No funcionó así. En lugar de ello, los ucranianos detuvieron a los invasores rusos con la misma determinación con que habían luchado contra los alemanes setenta años antes. Aunque Putin intentó envolver su «operación militar especial» —llamarla «guerra» o «invasión» te puede mandar a la cárcel quince años— en el manto de la Gran Guerra Patriótica, lo que ha conseguido, si acaso, es lo contrario. Ciudades como Mariúpol, en la costa del mar de Azov, reducida a escombros, rodeada y, aun así, luchando mientras su población asediada abría los radiadores para encontrar algo de agua potable, se han convertido en el Leningrado y el Stalingrado de esta guerra.

Mientras escribo, continúan los combates. Tras los desastrosos errores de cálculo de Putin, sus generales intentan recuperar la iniciativa. Está por ver si, como Stalin, se da cuenta de lo estúpido que es intentar llevar a cabo la microgestión de su guerra y deja que los profesionales ejerzan su sangriento cometido, o si, como Nicolás II, piensa que tiene que mantener el control, seguro de que la victoria está al alcance de la mano y que servirá para salvar su decaída fortuna.

No es solo que la interpretación de Putin sea completamente ajena al trabajo académico y resulte crudamente instrumental, un intento de retorcer el pasado para que sirva a las necesidades políticas del momento. Como ya se ha dicho, después de todo, si acaso son los ucranianos los que podrían defender que la Rusia de hoy es simplemente un vástago de su propia nación. Tampoco se trata simplemente de que esto haya tenido unos resultados desastrosos, llevándole a adoptar una estrategia militar errónea al comienzo de la guerra. Más bien, se puede decir que ha olvidado algo realmente fundamental: que la historia no es el destino.

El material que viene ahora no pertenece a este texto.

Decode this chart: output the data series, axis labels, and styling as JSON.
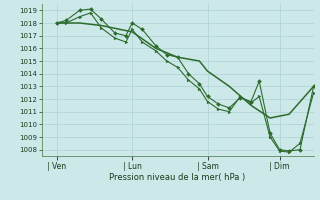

Incluso aunque todo lo que escribió fuese cierto, no significaría nada, a menos que el pueblo ucraniano decidiese lo contrario. El tiempo erosiona todas las viejas realidades: las culturas nacionales evolucionan, los credos y las ideologías ascienden y decaen, las fronteras cambian, las poblaciones se mueven y las comunidades se redefinen a sí mismas. Se podría decir que los ucranianos de hoy —no en menor medida por sus años de resistencia al imperialismo de Putin— están más unidos de lo que lo han estado en cualquier otro momento de su historia. Aunque las crónicas medievales llamaron a la vieja Kiev la «madre de las ciudades rusas», el Kyiv de hoy no solo está sometido al matricida bombardeo de la artillería de Moscú, sino que está intentando dejar atrás ese título y situarse firmemente en el seno de la amplia familia europea.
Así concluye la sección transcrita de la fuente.